| But again, would it really make any significant difference in the vast majority of users? If slack had taken the time to devote another team to developing another application (because they still need to support the web), possibly multiple applications for each platform, would they be where they are today? Would that time and money pay off in any way? I really believe it wouldn't. To save a few hundred mb of RAM, you are looking at triple or quadruple your development and maintenance costs, not to mention making it that much more costly to add new features. That doesn't seem like a good payoff. Obviously in places where it did make a difference (mobile platforms) they went completely native, and it shows in both the positive and the negative.
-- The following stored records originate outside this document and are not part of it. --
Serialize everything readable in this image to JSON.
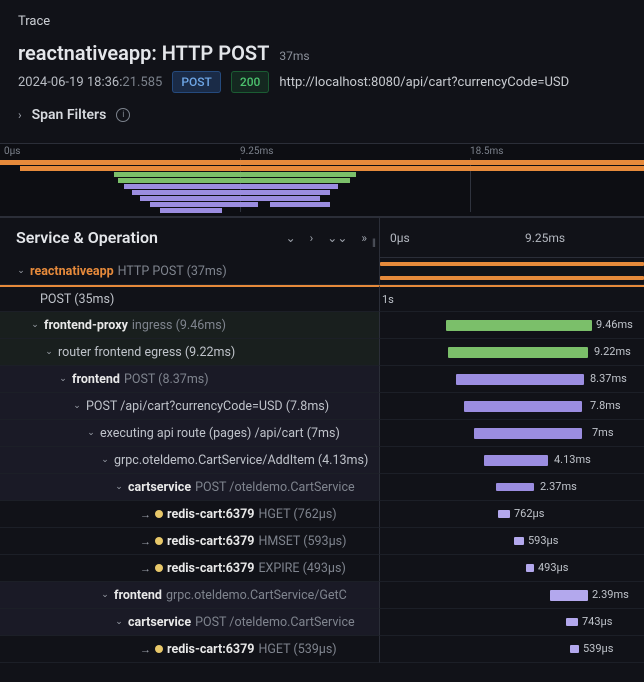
{
  "panel_title": "Trace",
  "title": {
    "text": "reactnativeapp: HTTP POST",
    "duration": "37ms"
  },
  "meta": {
    "timestamp_main": "2024-06-19 18:36:",
    "timestamp_ms": "21.585",
    "method": "POST",
    "status": "200",
    "url": "http://localhost:8080/api/cart?currencyCode=USD"
  },
  "filters": {
    "label": "Span Filters"
  },
  "minimap": {
    "t0": "0μs",
    "t1": "9.25ms",
    "t2": "18.5ms"
  },
  "left_header": "Service & Operation",
  "timeline": {
    "t0": "0μs",
    "t1": "9.25ms"
  },
  "rows": [
    {
      "svc": "reactnativeapp",
      "op": "HTTP POST (37ms)",
      "dur": ""
    },
    {
      "svc": "",
      "op": "POST (35ms)",
      "dur": ""
    },
    {
      "svc": "frontend-proxy",
      "op": "ingress (9.46ms)",
      "dur": "9.46ms"
    },
    {
      "svc": "",
      "op": "router frontend egress (9.22ms)",
      "dur": "9.22ms"
    },
    {
      "svc": "frontend",
      "op": "POST (8.37ms)",
      "dur": "8.37ms"
    },
    {
      "svc": "",
      "op": "POST /api/cart?currencyCode=USD (7.8ms)",
      "dur": "7.8ms"
    },
    {
      "svc": "",
      "op": "executing api route (pages) /api/cart (7ms)",
      "dur": "7ms"
    },
    {
      "svc": "",
      "op": "grpc.oteldemo.CartService/AddItem (4.13ms)",
      "dur": "4.13ms"
    },
    {
      "svc": "cartservice",
      "op": "POST /oteldemo.CartService",
      "dur": "2.37ms"
    },
    {
      "svc": "redis-cart:6379",
      "op": "HGET (762μs)",
      "dur": "762μs"
    },
    {
      "svc": "redis-cart:6379",
      "op": "HMSET (593μs)",
      "dur": "593μs"
    },
    {
      "svc": "redis-cart:6379",
      "op": "EXPIRE (493μs)",
      "dur": "493μs"
    },
    {
      "svc": "frontend",
      "op": "grpc.oteldemo.CartService/GetC",
      "dur": "2.39ms"
    },
    {
      "svc": "cartservice",
      "op": "POST /oteldemo.CartService",
      "dur": "743μs"
    },
    {
      "svc": "redis-cart:6379",
      "op": "HGET (539μs)",
      "dur": "539μs"
    }
  ]
}
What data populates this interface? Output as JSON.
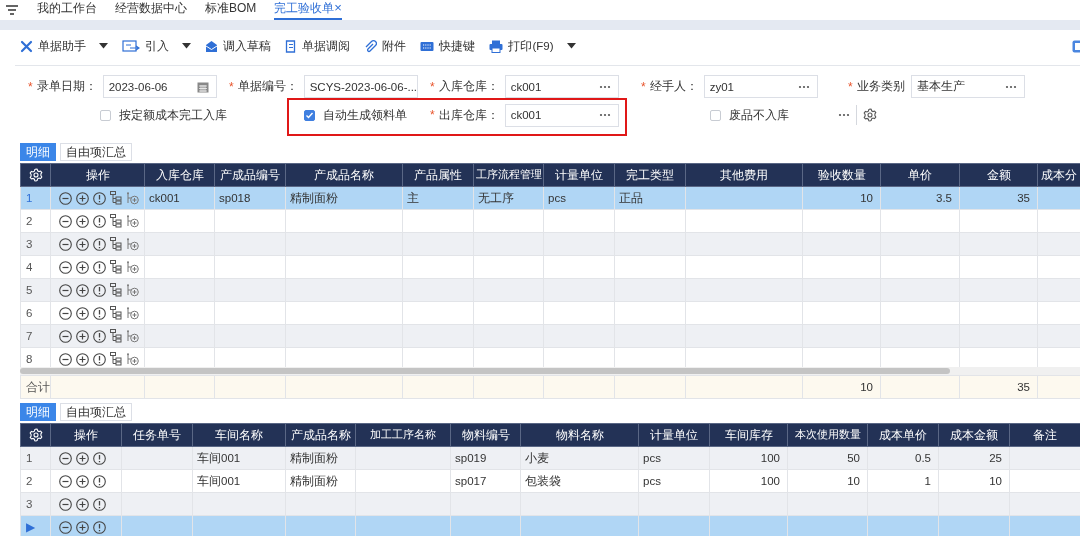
{
  "tabs": [
    {
      "label": "我的工作台",
      "selected": false
    },
    {
      "label": "经营数据中心",
      "selected": false
    },
    {
      "label": "标准BOM",
      "selected": false
    },
    {
      "label": "完工验收单",
      "selected": true,
      "close": "×"
    }
  ],
  "toolbar": [
    {
      "label": "单据助手",
      "menu": true
    },
    {
      "label": "引入",
      "menu": true
    },
    {
      "label": "调入草稿",
      "menu": false
    },
    {
      "label": "单据调阅",
      "menu": false
    },
    {
      "label": "附件",
      "menu": false
    },
    {
      "label": "快捷键",
      "menu": false
    },
    {
      "label": "打印(F9)",
      "menu": true
    }
  ],
  "form": {
    "rows": [
      [
        {
          "kind": "date_field",
          "required_mark": "*",
          "label": "录单日期：",
          "value": "2023-06-06"
        },
        {
          "kind": "text_field",
          "required_mark": "*",
          "label": "单据编号：",
          "value": "SCYS-2023-06-06-..."
        },
        {
          "kind": "lookup_field",
          "required_mark": "*",
          "label": "入库仓库：",
          "value": "ck001"
        },
        {
          "kind": "lookup_field",
          "required_mark": "*",
          "label": "经手人：",
          "value": "zy01"
        },
        {
          "kind": "lookup_field",
          "required_mark": "*",
          "label": "业务类别",
          "value": "基本生产"
        }
      ],
      [
        {
          "kind": "checkbox",
          "label": "按定额成本完工入库",
          "checked": false
        },
        {
          "kind": "checkbox",
          "label": "自动生成领料单",
          "checked": true
        },
        {
          "kind": "lookup_field",
          "required_mark": "*",
          "label": "出库仓库：",
          "value": "ck001"
        },
        {
          "kind": "checkbox",
          "label": "废品不入库",
          "checked": false
        },
        {
          "kind": "tools"
        }
      ]
    ]
  },
  "detail_table": {
    "tabs": [
      {
        "label": "明细",
        "selected": true
      },
      {
        "label": "自由项汇总",
        "selected": false
      }
    ],
    "columns": [
      {
        "label": "操作"
      },
      {
        "label": "入库仓库"
      },
      {
        "label": "产成品编号"
      },
      {
        "label": "产成品名称"
      },
      {
        "label": "产品属性"
      },
      {
        "label": "工序流程管理"
      },
      {
        "label": "计量单位"
      },
      {
        "label": "完工类型"
      },
      {
        "label": "其他费用"
      },
      {
        "label": "验收数量"
      },
      {
        "label": "单价"
      },
      {
        "label": "金额"
      },
      {
        "label": "成本分"
      }
    ],
    "rows": [
      {
        "number": "1",
        "selected": true,
        "cells": [
          "ck001",
          "sp018",
          "精制面粉",
          "主",
          "无工序",
          "pcs",
          "正品",
          null,
          "10",
          "3.5",
          "35",
          null
        ]
      },
      {
        "number": "2",
        "selected": false
      },
      {
        "number": "3",
        "selected": false
      },
      {
        "number": "4",
        "selected": false
      },
      {
        "number": "5",
        "selected": false
      },
      {
        "number": "6",
        "selected": false
      },
      {
        "number": "7",
        "selected": false
      },
      {
        "number": "8",
        "selected": false
      }
    ],
    "footer": {
      "label": "合计",
      "cells": [
        null,
        null,
        null,
        null,
        null,
        null,
        null,
        null,
        "10",
        null,
        "35",
        null
      ]
    }
  },
  "material_table": {
    "tabs": [
      {
        "label": "明细",
        "selected": true
      },
      {
        "label": "自由项汇总",
        "selected": false
      }
    ],
    "columns": [
      {
        "label": "操作"
      },
      {
        "label": "任务单号"
      },
      {
        "label": "车间名称"
      },
      {
        "label": "产成品名称"
      },
      {
        "label": "加工工序名称"
      },
      {
        "label": "物料编号"
      },
      {
        "label": "物料名称"
      },
      {
        "label": "计量单位"
      },
      {
        "label": "车间库存"
      },
      {
        "label": "本次使用数量"
      },
      {
        "label": "成本单价"
      },
      {
        "label": "成本金额"
      },
      {
        "label": "备注"
      }
    ],
    "rows": [
      {
        "number": "1",
        "selected": false,
        "cells": [
          null,
          "车间001",
          "精制面粉",
          null,
          "sp019",
          "小麦",
          "pcs",
          "100",
          "50",
          "0.5",
          "25",
          null
        ]
      },
      {
        "number": "2",
        "selected": false,
        "cells": [
          null,
          "车间001",
          "精制面粉",
          null,
          "sp017",
          "包装袋",
          "pcs",
          "100",
          "10",
          "1",
          "10",
          null
        ]
      },
      {
        "number": "3",
        "selected": false
      },
      {
        "number": "▶",
        "selected": true
      }
    ]
  }
}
Their mobile apps look and feel native, and work quite well, but they lag behind the "web based" clients in features. (most notably the new voice chat options are not in the mobile versions) In a perfect world every application would be custom developed for each and every platform, and no expense would be paid to ensure that there are 0 wasted resources, but we are far from a perfect world. Having a slack app that runs on any desktop platform, feels the same between all of them, and allows Slack as a company to exist is a win in my book, even if it uses a few hundred mb more than it should (which again, for me it only uses 100mb of ram, that's 1/320th of my total ram on this machine, and only like 40mb more than the tab that i'm writing this comment on is taking). |
I don't think writing native apps is so much more difficult that a web app like Slack. If anything, it's probably the opposite.
There are cross-platform (native) apps with custom UIs, like DAWs and NLEs that are an order of magnitude more complex in both their UI and their logic code, and yet are done with teams and by companies that have an order of magnitude less funding than a company like Slack.